For example, import prices of natural gas rose markedly as of March 2021; in August 2021 they were by 177.5% higher than in the same month of the previous year, according to the latest figures. In August 2021, the prices of mineral oil, too, were markedly up (63.6%) year on year, the prices of electricity, which to a small extent is also used for heating, were up by 136.1%.
Marked increases were also recorded most recently for industrial producer prices. Natural gas prices in August 2021 were by 44.2% higher than in the same month a year earlier, with marked differences between the various consumption groups. The prices of heating oil rose by 63.6%. The increase in electricity prices was considerably smaller (+20.4%).
Differences in natural gas and heating oil prices are due to differences in access to the energy market
Consumers are not affected by natural gas price increases to the same extent as upstream stages in the economic process. In September 2021, natural gas prices were up 5.7% on a year earlier, which means that the increase was just slightly higher than that of the overall consumer price index (4.1%). The price increase for natural gas is due not only to the price rises at upstream stages in the economic process , including CO2 pricing, but also to the base effect caused by the temporary reduction of value-added tax rates in the previous year. In September 2021, consumers had to pay roughly 76.5% more for heating oil than a year earlier. Electricity prices were up 2.0% year on year in September 2021. “The different developments of natural gas and electricity on the one hand and of heating oil on the other are due to the difference in access consumers have to the energy market”, said Christoph-Martin Mai, Head of the Consumer Prices Section at the Federal Statistical Office. “Heating oil is purchased at current prices, whereas long-term contracts with energy suppliers are often applied to natural gas and electricity. Price changes in that area are usually made annually and with some lead time.”

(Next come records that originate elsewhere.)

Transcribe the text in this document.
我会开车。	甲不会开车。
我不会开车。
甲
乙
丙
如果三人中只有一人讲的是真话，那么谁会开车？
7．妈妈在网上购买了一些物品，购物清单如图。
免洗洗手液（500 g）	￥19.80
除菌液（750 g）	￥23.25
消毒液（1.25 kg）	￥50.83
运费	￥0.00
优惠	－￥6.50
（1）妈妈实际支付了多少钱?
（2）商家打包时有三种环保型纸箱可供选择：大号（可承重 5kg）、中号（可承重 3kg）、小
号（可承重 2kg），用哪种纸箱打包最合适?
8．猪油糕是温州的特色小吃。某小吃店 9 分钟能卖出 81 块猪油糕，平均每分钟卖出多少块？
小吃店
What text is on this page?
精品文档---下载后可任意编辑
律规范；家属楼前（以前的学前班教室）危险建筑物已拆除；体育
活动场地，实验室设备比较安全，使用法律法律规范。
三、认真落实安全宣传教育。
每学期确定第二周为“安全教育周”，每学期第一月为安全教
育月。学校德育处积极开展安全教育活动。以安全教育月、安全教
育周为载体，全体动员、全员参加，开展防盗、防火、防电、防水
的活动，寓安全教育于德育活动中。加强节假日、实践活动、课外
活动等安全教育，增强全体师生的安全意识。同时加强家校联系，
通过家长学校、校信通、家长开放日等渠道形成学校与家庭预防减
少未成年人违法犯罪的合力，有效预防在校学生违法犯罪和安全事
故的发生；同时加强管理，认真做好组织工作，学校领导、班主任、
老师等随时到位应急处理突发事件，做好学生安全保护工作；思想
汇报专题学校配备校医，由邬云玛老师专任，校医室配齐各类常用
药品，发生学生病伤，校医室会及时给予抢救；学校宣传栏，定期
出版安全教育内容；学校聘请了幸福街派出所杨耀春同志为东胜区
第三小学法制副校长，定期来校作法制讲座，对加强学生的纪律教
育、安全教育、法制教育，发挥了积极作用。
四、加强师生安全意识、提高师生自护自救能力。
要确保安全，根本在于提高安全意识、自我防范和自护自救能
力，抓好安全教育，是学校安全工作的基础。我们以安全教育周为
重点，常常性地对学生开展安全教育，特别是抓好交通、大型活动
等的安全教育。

Households spent just under 6% of their consumption expenditure on energy
An average household’s expenditure on housing energy, that is among other things, electricity, gas and heating oil, amounted to 150 euros per month in 2019, which is 5.8% of household final consumption expenditure. Expenditure on electricity accounts for the largest proportion of expenditure on housing energy. It averaged 46% (roughly 70 euros per month) in 2019.